Considero de que todos
debemos dejar a un lado los rencores y los odios que nos corroen y nos retuercen
por dentro y que deberíamos trabajar juntos para encontrar una reconciliación
con principios en bien del pueblo y de la Patria, obviando los ataques
personales, los insultos y las descalificaciones de unos contra otros, a los
efectos de mirar principalmente hacia el contenido de los que son los problemas
que tenemos que resolver.
Pero en paralelo insisto a los que quieren destapar la caja de Pandora de los
insultos y los problemas personales y muy especialmente a los que me han atacado
con mentiras, con insultos y con miserias humanas, que quizás no hayan medido
adecuadamente el número que calzan las hormas de mis zapatos, pues ya tengo en
proceso editorial para publicar muy pronto un tercer libro de testimonio y
confesiones en el que junto con mis experiencias de vida en todo este proceso
que no resultan ser pocas por motivo de mi tiempo de militancia revolucionaria
ininterrumpida que ya alcanza a los 50 años, hablo descarnadamente sobre mis
errores e incluso defectos, lo que no me da ningún miedo hacerlo, así como
tampoco de que en definitiva los que intentan hacerlo quizás de manera
inconsciente, logren destapar la caja de Pandora de marras, porque entonces
tendríamos que ver a cómo tocamos todos. Como dice el pasaje evangélico no
hay nada oculto que no haya de saberse y pudiera ser que algunos lamentablemente
se encontraran con determinadas sorpresas en su camino de mentiras, rencores,
odios e injurias porque quien siembra vientos recoge tempestades. Por eso
considero que lo más justo y lo más civilizado es respetarnos todos por encima
de todo.
Añado
además que en lo personal mi ejercicio teológico no incluye
el poner la otra mejilla sino el tomar en la mano con toda firmeza el atajo de
sogas con que Jesús vació de mercaderías las mesas de los mercaderes del
templo, a quienes además no dudó en azotarlos. Digo esto porque el Evangelio
pone ante nosotros estas dos opciones de vida como totalmente válidas y
refrendadas por la acción del Maestro y repito con todo respeto por los que así
no lo hacen que yo en uso de mi libre albedrío humano y teológico
opto por la del atajo de sogas en vez de poner indiscriminadamente la otra
mejilla.
Para
terminar con toda la franqueza que siempre me ha caracterizado pido también
respeto de la misma forma que yo respeto las de los demás, para mis creencias
cristianas específicamente católicas y así lo especifico porque me encuentro en
plena comunión con la Iglesia Católica en que me eduqué y no me ruborizo para
nada en afirmarlo.
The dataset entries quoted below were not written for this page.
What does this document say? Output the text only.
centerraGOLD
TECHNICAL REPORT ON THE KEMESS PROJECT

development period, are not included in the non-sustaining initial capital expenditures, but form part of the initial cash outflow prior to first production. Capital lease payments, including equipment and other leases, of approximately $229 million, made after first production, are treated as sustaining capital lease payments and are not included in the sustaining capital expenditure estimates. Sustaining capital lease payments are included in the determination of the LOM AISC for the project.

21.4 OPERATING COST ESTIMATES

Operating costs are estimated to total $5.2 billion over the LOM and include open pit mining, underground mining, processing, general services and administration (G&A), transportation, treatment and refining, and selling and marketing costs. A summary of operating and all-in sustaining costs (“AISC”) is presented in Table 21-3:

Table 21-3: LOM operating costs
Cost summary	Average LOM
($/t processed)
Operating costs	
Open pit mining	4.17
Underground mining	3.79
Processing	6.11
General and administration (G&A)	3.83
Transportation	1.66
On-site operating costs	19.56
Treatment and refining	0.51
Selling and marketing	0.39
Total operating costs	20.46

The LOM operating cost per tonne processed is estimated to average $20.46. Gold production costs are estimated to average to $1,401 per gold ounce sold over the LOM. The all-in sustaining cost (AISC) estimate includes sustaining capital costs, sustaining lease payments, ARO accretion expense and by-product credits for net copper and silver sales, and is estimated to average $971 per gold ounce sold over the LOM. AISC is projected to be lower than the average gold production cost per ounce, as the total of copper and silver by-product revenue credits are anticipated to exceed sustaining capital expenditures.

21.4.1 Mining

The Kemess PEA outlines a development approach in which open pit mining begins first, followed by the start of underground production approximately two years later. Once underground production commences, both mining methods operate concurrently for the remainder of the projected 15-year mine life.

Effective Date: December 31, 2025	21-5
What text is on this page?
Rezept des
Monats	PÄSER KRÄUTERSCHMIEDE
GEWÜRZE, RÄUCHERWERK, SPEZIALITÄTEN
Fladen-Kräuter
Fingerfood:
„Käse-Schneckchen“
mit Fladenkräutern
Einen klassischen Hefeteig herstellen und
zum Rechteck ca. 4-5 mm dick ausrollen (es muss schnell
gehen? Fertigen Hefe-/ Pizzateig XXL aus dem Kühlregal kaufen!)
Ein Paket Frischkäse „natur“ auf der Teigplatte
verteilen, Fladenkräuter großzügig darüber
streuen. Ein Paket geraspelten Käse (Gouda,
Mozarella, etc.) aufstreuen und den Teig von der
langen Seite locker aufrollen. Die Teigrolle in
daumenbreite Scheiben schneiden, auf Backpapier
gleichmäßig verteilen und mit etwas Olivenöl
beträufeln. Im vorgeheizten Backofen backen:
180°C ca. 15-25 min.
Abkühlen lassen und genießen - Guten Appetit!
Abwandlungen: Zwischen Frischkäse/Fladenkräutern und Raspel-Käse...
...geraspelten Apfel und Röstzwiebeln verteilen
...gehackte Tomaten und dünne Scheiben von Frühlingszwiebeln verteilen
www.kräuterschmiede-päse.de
Mis convicciones religiosas van detrás
del ejemplo de Jesús de Nazaret y en la tierra de los paradigmas humanos como
lo han sido los de Alfonso Comín y los del Padre Llanos en España, quienes
durante sus fecundas vidas no dudaron en proclamar su
compromiso Católico y Comunista a la vez, así como los ejemplos vivos que son
para mí en la actualidad Don Pedro Casaldáliga poeta, místico, líder de los
desposeídos brasileños y obispo emérito de la Iglesia Católica junto con el
Padre Benjamín Forcano teólogo moralista español, comprometido con los pobres
y con la Teología de la Liberación a quien considero maestro y consejero en mis afanes
teológicos y espirituales.
En
esta consideración les deseo a todos, paz, felicidad y amor supremo, sin
albergar ni rencores ni odios por nada ni por nadie en particular
P: Le agradezco mucho el tiempo
que ha dedicado a responder a mis preguntas.